PRINCE ALBERT, Sask. - A former player with the Canadian Football League has been granted full parole after serving two years in prison for knowingly exposing two women to the virus that causes AIDS.
Trevis Smith made his case Wednesday before the National Parole Board in Prince Albert, Sask., where he is serving a six-year sentence at a federal penitentiary.
The panel said it believes Smith has insight into what he did and will be a manageable risk when released Feb. 25.
The married father of two, originally from Alabama, was a starting middle linebacker with the Saskatchewan Roughriders for seven years before he was arrested in 2005. He was convicted two years later on two counts of aggravated sexual assault.
The parole board said a deportation order against Smith will be executed once he is released and he will have to return to the United States.
Smith sat answering questions from the board for more than an hour, at one point taking a break to wipe sweat dripping from his shaved head.
The 32-year-old quietly said embarrassment and denial of his HIV diagnosis and poor communication skills led to his crime. He has completed a sex offender course and learned from his mistakes behind bars.
"As bad as it may seem, this is probably the best thing that ever happened to me," Smith said.
He told the board he no longer expects to be a professional athlete.
He plans to rejoin his wife and two children in Alabama, become a substitute teacher and coach football. When the board questioned whether he would be allowed to work with children, Smith said it shouldn't be a problem.
"I won't have a criminal record in Alabama."
If he plans to return to Canada over the next four years, Smith will have to let government officials know beforehand.

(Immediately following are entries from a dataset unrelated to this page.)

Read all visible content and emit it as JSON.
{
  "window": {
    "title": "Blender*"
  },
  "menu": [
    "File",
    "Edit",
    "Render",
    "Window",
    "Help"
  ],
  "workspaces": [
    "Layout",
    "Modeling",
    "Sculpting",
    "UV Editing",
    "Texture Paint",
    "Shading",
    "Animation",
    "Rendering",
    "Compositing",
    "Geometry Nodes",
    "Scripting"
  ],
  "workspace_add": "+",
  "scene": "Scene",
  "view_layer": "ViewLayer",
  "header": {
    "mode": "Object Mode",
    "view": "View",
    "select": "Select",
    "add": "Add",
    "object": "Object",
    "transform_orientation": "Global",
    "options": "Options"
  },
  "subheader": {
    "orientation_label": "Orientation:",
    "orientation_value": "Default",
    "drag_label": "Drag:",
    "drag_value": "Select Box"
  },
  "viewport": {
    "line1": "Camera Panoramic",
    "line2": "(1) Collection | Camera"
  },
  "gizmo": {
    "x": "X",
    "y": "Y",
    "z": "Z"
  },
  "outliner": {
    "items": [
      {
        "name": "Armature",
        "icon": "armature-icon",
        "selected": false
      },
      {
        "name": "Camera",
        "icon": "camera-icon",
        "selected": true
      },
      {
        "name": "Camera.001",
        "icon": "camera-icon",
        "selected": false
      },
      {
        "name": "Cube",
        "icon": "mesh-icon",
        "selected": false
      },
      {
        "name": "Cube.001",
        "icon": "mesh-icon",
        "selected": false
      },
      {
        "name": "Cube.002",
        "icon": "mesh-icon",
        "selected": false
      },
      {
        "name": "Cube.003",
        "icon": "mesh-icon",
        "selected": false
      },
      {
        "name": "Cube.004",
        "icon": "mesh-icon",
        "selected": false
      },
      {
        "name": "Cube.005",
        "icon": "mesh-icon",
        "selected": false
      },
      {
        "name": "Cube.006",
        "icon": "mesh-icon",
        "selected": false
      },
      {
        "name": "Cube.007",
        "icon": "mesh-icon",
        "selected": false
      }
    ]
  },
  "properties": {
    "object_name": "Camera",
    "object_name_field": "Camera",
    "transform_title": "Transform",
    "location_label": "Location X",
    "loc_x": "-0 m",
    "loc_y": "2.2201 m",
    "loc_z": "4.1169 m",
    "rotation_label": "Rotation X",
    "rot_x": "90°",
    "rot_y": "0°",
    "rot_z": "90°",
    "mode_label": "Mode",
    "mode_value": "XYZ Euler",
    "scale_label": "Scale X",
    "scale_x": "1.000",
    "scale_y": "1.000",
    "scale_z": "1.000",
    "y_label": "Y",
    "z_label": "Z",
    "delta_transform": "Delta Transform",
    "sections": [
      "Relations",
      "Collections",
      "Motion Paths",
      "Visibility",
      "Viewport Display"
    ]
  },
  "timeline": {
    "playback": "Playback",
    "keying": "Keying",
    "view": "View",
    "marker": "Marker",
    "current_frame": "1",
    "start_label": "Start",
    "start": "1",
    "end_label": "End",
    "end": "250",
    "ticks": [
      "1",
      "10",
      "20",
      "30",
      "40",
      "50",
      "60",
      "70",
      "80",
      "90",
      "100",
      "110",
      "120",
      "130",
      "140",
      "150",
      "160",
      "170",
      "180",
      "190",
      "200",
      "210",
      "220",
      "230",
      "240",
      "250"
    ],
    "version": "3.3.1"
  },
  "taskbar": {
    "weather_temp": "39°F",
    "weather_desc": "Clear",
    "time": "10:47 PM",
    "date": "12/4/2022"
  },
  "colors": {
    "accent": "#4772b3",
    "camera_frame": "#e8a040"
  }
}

He is also barred from having any contact with the women who took him to court.
The two victims, a woman from Regina and another from British Columbia, both testified at his trial that Smith had unprotected sex with them and denied he was HIV-positive.
The woman from B.C. also testified the football player didn't even tell her about his condition when she talked about donating a kidney to her ailing father.
Both victims were tested but did not contract HIV.
Smith testified in his own defence. He said he told the B.C. woman about his diagnosis when he first found out and they then started used condoms. He also testified he didn't have sex with the Regina victim after his positive test.
But the judge hearing the case didn't believe him. The judge said Smith only disclosed his health status when cornered by police, and he was more concerned with his football career than what he had done to his victims.
Another woman from Regina, who was not a victim in the court case, attended the parole hearing and asked the board to keep Smith behind bars.
The woman, who cannot be named due to a publication ban, helped spark the investigation against Smith. Her positive HIV test led to him being tested in 2003.
"I believe Mr. Smith will be a danger to the community," the woman said, wiping away tears. "He lives in a world of denial and selfishness."
The board said reports have described Smith as a impulsive, hyper-sexed man with an inflated ego and sense of entitlement.
But Smith said isolated time in prison has helped him realize he needs to change and that family is the most important thing in his life.
He said he will now work hard to be faithful to his wife, Tamika, who supported him throughout the trial, despite evidence of his numerous affairs.
"You're a lucky man she still supports you after what you've done," said board member Terry Elliott.